As of September 2022, Qatar is the latest country to get its own flight information region (FIR).
What the heck is a flight information region?
Briefly, the International Civil Aviation Organization, or ICAO, the Montréal, Canada-based UN-group that specifically deals with air transport policy and standardization methods, is also responsible for having divided the world into nine GANP, or Global Air Navigation Plan regions; figure, European Region (EUR); Middle East Region (MID); North American Region (NAM), and the like.
In turn, those nine GANP were further divvied up into FIR, or flight information regions. Some might just have been created to follow the international border* (however disputed) of a single country, whereas some larger countries have multiple FIR. Once an aircraft enters a particular FIR, generally that means the air traffic controller has contact, whether the aircraft is on the ground or way up there at FL410 (Flight Level 41,000 feet). The controller helps the pilots with everything from emergencies to weather issues … you name it.

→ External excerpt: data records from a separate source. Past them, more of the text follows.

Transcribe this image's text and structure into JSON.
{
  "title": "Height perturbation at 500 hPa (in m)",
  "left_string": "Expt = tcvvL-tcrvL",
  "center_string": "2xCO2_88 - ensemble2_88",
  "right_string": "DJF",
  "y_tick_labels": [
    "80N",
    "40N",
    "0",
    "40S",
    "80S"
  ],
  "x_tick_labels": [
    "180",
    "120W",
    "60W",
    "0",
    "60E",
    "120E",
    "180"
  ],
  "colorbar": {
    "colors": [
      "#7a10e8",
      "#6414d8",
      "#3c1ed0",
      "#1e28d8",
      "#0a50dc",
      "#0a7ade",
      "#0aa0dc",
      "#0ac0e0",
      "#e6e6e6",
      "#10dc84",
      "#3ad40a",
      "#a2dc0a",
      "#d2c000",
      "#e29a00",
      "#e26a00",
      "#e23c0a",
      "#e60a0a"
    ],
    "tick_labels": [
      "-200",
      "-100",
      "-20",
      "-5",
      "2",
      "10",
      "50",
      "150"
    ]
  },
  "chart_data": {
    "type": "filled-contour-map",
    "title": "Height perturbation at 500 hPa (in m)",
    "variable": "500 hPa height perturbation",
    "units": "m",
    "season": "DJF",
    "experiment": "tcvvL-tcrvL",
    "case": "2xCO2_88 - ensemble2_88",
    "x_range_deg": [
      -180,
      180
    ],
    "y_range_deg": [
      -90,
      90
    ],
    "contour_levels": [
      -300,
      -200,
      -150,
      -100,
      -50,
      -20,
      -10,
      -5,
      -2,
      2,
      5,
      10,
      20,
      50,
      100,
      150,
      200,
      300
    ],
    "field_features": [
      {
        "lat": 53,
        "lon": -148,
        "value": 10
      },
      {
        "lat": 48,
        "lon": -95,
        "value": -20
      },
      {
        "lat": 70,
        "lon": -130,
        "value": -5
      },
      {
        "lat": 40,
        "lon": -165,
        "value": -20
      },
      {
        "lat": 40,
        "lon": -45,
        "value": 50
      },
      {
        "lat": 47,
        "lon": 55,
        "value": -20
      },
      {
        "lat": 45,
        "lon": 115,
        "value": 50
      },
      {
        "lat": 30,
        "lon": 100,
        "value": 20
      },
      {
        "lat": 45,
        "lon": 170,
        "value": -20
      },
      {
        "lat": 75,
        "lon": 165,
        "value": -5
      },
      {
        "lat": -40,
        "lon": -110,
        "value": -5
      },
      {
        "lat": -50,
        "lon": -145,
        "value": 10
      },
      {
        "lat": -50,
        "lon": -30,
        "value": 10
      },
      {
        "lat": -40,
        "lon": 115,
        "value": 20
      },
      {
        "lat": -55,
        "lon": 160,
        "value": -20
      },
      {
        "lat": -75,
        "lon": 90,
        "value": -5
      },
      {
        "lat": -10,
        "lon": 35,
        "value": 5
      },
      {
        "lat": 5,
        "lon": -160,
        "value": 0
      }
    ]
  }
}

As a salient example for today’s post, here is a snippet of part of the former FIRs located in the Middle East and Asia GANPs:
Ironically, right on the above map where it says “FIR Bahrain OBBB” is the country of Qatar (Bahrain is the much smaller island country directly northwest of Qatar).
You see, before September of last year, Bahrain controlled Qatar airspace. However, on 13 July, the ICAO finally agreed to let Qatari air traffic control its own FIR, which it is taking over in stages. This was in part due to the recent years-long blockade of Qatar by Saudi Arabia, Egypt, Bahrain, and the United Arab Emirates, forcing longer detours over Iran. Though, it was also in part to show that the Qatari aviation industry has matured, particularly vis-a-vis its hosting the 2022 World Cup (when the former Doha International Airport was even put to use).
The Doha (Qatari capital) FIR was inaugurated on 8 September, giving Qatar total control over all flights up to FL245 (24, 500 feet); Bahrain will still control international waters nearby, and aircraft above FL245. Stage 2 will happen on 23 March 2023, giving over more control to Qatari controller, but still letting Bahraini FIR hang on to some northeastern waters. Finally, Stage 3 will occur either at the end of 2024 or 2025, when Qatar assumes the entire responsibility of all flights.
If you’re not an air traffic controller, flight planner, or pilot, you may not care. And look at that, it’s such a small FIR, right? Well, consider that many flights from the United Arab Emirates (mainly Dubai and Abu Dhabi) pass through it, as would other flights looking to avoid Iranian airspace.
I hope that you have enjoyed this brief look into flight information regions. Stay tuned for periodic posts about other behind-the-scenes looks at aviation planning.
Can you think of any other landmass-deprived countries that punch above their weight in controlling air traffic?